Jennifer B. Thomas is an SSA Administrative Law Judge at the Nashville Hearing Office. Over her 10 years on the bench, she has issued 20,530 lifetime decisions with a 51% approval rate. This sits below the national average of 58%, though her latest reporting period shows a 58% approval rate. Aggregate rates describe past decisions, not predictions for your individual hearing. An attorney can help you prepare for the specific requirements of this judge's courtroom.
This page presents publicly available SSA Office of Hearings Operations disposition data, with no editorial rating or evaluation. ALJs are independent decisionmakers; aggregate statistics describe past patterns, not predictions of how any individual case will be decided. Information here is provided for hearing preparation, not as legal advice.
Approval rates
Jennifer B. Thomas has maintained a 51% approval rate over her 10-year tenure. In the most recent reporting period, her approval rate was 58%, which is 9 points lower than the Nashville office average and 7 points lower than the national average. These figures are derived from a docket of 20,530 lifetime decisions. Aggregate rates describe past decisions rather than predicting the outcome of your specific hearing.
Office- and national-level breakdowns of fully favorable vs denial rates aren't currently published by SSA in the per-office disposition data. The judge's own breakdown is the detail we have today.
Approval rate over time
Year-over-year approval rate across Judge Thomas's docket. Annual rates fluctuate with the mix of cases SSA assigns; the longer-run pattern is more informative than any single year.
Decision pattern
Over her 10 years on the bench, Jennifer B. Thomas has seen her approval rates fluctuate, starting at 54% in 2016 and reaching a low of 45% in 2020. Since 2021, her approval rate has shown a more consistent trend, generally remaining in the mid-50% range. The latest period reflects a continuation of this steady pattern, suggesting a stable approach to case evaluation.
Preparing for an SSDI hearing
The guidance below applies to any SSDI hearing, not specifically to Judge Thomas's bench. Judge-specific preparation guidance requires a corpus of public Appeals Council decisions involving each judge, which we haven't built yet.
- Bring a clean treating-physician record. Longitudinal primary-care or specialist notes spanning the disability period, with consistent symptom documentation, are typically the strongest evidence at hearing. A single month's records usually aren't enough.
- Don't rely on consultative exams alone. If your medical evidence is built primarily around a one-time CE finding, expect detailed questioning. Supplement with treating-source statements where possible.

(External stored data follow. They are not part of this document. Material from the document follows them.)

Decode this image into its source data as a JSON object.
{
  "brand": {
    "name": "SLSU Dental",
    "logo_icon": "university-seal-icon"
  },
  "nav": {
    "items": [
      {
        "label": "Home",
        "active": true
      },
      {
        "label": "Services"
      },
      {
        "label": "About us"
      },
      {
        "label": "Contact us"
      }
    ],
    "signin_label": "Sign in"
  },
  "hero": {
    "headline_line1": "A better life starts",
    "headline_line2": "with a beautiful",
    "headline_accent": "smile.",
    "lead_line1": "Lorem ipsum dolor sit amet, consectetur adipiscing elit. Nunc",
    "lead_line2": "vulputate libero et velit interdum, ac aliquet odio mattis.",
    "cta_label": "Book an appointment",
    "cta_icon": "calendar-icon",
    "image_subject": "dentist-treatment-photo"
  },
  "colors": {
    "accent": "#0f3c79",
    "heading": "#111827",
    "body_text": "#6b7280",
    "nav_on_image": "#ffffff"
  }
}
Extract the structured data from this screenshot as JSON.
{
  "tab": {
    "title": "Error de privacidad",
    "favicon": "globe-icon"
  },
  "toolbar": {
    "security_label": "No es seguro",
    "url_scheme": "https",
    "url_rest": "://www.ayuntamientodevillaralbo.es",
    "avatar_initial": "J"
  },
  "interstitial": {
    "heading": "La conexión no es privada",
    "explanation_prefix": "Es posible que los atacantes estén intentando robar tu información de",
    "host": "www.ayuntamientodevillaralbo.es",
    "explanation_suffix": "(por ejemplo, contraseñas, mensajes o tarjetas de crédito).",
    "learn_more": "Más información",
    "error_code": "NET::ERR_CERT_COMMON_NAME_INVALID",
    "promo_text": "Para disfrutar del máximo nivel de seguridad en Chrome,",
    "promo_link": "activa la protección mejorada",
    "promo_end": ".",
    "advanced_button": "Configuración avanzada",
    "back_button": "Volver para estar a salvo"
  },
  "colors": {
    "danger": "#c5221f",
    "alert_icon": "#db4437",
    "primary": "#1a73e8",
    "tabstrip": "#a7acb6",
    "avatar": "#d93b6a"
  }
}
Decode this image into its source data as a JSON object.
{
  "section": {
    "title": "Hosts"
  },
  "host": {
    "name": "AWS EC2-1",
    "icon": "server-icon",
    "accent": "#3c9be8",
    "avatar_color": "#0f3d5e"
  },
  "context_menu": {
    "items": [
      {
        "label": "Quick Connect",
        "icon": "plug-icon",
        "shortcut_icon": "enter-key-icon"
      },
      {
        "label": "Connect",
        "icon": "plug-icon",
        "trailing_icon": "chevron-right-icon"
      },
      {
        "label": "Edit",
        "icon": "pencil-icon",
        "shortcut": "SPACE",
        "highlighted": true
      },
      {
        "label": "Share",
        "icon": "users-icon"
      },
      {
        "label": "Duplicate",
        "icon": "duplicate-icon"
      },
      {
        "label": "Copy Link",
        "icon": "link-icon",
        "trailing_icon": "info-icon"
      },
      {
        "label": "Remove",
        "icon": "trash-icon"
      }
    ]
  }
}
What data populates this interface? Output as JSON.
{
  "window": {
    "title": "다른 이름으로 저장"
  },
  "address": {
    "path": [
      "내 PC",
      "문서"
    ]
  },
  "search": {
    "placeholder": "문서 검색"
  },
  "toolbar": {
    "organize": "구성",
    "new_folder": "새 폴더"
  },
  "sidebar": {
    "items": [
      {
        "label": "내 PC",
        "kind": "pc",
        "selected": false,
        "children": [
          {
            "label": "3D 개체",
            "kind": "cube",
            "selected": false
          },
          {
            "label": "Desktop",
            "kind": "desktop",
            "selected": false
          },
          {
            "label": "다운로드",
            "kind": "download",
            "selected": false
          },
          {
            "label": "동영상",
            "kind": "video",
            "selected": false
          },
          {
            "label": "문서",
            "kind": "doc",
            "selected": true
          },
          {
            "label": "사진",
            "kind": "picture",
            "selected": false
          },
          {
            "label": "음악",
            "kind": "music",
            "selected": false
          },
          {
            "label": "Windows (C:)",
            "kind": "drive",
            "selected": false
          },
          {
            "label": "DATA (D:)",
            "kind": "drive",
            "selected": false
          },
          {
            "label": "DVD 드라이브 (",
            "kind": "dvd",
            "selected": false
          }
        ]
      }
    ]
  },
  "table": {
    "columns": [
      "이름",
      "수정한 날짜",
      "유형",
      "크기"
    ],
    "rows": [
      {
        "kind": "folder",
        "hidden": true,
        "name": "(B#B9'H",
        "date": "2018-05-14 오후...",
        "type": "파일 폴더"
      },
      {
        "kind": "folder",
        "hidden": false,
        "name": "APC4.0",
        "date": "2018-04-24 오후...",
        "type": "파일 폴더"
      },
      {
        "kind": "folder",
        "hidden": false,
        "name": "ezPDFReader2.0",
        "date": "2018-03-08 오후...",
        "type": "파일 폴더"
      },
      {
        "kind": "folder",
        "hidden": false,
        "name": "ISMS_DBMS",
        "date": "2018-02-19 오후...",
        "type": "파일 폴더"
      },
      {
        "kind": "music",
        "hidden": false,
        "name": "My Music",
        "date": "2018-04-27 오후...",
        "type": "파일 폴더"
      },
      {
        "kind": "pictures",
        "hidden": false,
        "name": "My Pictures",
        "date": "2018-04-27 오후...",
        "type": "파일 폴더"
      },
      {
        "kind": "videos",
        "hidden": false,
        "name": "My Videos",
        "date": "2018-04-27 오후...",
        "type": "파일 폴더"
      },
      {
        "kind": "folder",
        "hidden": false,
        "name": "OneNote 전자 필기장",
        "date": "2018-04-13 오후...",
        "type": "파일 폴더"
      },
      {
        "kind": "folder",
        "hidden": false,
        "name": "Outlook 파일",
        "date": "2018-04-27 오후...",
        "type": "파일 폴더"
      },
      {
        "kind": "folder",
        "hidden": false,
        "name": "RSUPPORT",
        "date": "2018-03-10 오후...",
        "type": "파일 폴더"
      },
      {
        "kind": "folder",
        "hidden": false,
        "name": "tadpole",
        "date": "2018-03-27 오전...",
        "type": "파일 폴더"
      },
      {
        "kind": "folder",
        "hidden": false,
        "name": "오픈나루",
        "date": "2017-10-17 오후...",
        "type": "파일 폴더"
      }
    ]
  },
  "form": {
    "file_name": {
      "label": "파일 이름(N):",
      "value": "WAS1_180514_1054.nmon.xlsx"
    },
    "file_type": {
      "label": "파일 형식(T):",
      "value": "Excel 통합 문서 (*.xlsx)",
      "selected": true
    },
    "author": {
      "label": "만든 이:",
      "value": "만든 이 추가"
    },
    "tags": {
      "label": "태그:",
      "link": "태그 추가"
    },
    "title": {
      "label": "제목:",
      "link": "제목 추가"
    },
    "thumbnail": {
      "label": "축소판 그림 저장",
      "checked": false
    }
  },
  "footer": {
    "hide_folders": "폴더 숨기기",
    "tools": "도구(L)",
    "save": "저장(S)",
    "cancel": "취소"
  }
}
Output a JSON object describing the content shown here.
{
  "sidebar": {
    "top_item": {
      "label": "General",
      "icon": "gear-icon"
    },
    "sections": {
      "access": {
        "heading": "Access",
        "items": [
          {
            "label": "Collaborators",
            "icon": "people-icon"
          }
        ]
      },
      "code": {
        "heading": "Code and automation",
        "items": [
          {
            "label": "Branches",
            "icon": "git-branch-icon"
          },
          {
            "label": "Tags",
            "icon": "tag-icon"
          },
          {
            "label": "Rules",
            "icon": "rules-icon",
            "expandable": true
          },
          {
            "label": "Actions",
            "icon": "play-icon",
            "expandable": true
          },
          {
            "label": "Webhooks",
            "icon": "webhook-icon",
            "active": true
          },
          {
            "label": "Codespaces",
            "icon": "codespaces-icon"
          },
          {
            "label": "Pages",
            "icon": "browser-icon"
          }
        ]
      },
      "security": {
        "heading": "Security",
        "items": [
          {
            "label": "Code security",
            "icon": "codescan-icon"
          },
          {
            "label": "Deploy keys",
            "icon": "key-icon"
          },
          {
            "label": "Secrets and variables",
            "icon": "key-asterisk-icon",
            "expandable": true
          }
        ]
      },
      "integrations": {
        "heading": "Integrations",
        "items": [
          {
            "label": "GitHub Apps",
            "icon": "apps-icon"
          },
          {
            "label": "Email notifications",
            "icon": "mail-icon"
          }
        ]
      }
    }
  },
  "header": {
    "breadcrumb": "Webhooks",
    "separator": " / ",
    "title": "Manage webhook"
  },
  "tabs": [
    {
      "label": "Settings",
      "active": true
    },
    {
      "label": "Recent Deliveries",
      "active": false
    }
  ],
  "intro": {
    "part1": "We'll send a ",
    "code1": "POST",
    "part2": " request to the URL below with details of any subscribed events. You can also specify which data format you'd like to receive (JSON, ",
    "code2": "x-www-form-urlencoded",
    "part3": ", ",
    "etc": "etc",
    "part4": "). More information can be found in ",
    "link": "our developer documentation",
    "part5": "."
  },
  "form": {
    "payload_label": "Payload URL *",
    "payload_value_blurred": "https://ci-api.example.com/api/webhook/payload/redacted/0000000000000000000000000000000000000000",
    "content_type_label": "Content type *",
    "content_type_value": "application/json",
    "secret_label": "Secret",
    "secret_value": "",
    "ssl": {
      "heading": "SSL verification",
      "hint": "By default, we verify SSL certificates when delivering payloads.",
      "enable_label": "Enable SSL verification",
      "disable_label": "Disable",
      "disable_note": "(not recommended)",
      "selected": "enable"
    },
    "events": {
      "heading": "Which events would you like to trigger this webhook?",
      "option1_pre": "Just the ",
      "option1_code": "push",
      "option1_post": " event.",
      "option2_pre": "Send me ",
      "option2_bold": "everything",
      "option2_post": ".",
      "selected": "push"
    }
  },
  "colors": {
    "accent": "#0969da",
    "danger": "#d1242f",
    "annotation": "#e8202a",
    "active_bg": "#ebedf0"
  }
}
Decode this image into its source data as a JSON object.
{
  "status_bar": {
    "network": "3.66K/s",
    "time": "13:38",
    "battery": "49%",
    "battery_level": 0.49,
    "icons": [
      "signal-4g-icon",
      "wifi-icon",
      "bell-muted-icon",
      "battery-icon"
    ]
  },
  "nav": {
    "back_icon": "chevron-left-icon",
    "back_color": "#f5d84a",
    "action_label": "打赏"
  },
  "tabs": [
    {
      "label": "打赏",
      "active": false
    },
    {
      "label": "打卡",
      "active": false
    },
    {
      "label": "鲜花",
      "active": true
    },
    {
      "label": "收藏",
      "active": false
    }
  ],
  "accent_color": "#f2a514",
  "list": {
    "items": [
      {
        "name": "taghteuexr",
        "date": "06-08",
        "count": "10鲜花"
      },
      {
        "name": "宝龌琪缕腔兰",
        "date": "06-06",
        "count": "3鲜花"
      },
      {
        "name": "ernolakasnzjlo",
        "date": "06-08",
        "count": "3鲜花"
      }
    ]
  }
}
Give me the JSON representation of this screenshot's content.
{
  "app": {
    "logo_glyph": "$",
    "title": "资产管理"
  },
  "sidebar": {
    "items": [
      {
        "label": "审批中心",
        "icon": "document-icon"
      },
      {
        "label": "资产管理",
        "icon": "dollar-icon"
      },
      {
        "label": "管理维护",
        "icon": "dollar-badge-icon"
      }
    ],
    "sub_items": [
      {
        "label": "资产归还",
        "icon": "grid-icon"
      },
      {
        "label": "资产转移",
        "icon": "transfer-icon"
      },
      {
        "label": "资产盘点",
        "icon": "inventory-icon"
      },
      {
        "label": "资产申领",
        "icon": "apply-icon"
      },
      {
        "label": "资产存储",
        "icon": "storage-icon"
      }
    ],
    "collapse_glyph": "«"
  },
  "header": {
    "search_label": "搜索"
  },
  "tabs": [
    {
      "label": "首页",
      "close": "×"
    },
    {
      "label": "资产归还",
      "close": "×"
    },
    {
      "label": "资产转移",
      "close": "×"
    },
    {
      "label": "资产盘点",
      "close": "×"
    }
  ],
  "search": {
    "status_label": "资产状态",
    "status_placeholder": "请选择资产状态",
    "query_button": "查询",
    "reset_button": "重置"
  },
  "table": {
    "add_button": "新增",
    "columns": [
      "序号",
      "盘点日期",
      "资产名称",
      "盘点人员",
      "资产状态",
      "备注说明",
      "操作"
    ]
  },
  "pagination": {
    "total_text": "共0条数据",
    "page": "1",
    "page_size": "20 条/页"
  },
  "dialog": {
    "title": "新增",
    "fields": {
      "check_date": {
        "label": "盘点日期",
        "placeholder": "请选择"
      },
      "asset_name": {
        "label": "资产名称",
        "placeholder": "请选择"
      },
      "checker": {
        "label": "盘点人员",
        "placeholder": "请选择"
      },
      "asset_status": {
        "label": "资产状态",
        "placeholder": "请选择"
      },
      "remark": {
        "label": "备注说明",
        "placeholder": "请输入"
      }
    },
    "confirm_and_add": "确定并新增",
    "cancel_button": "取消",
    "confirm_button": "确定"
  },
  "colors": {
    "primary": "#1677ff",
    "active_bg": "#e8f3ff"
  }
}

- Prepare for daily-activity questions. Have honest, specific answers about a typical day. Answers that conflict with the medical record (in either direction) tend to hurt credibility.
- Expect transferable-skills probing. A vocational expert will usually testify about jobs available to someone with your limitations. Your representative should be prepared to cross-examine.
Hearing with Judge Thomas? Free, confidential — see if you qualify for SSDI.
Free Benefits ReviewAbout the Nashville hearing office
The Nashville Hearing Office serves you and other claimants across Tennessee and surrounding regions, managing a high volume of disability cases with a team of 6 administrative law judges. The office currently maintains an approval rate of 60%, reflecting the local environment for SSDI claims. You can expect a formal hearing process where the quality of your evidence is the primary factor in your outcome.
Other judges at this hearing office
The Social Security Administration uses a workload-balancing algorithm to assign cases, meaning your assignment to a specific judge is essentially random. At the Nashville Hearing Office, approval rates across the bench vary significantly, ranging from 48% to 73% among the office's 6 ALJs. While these differences exist, the fundamental requirements for proving your disability remain the same regardless of which judge you are assigned.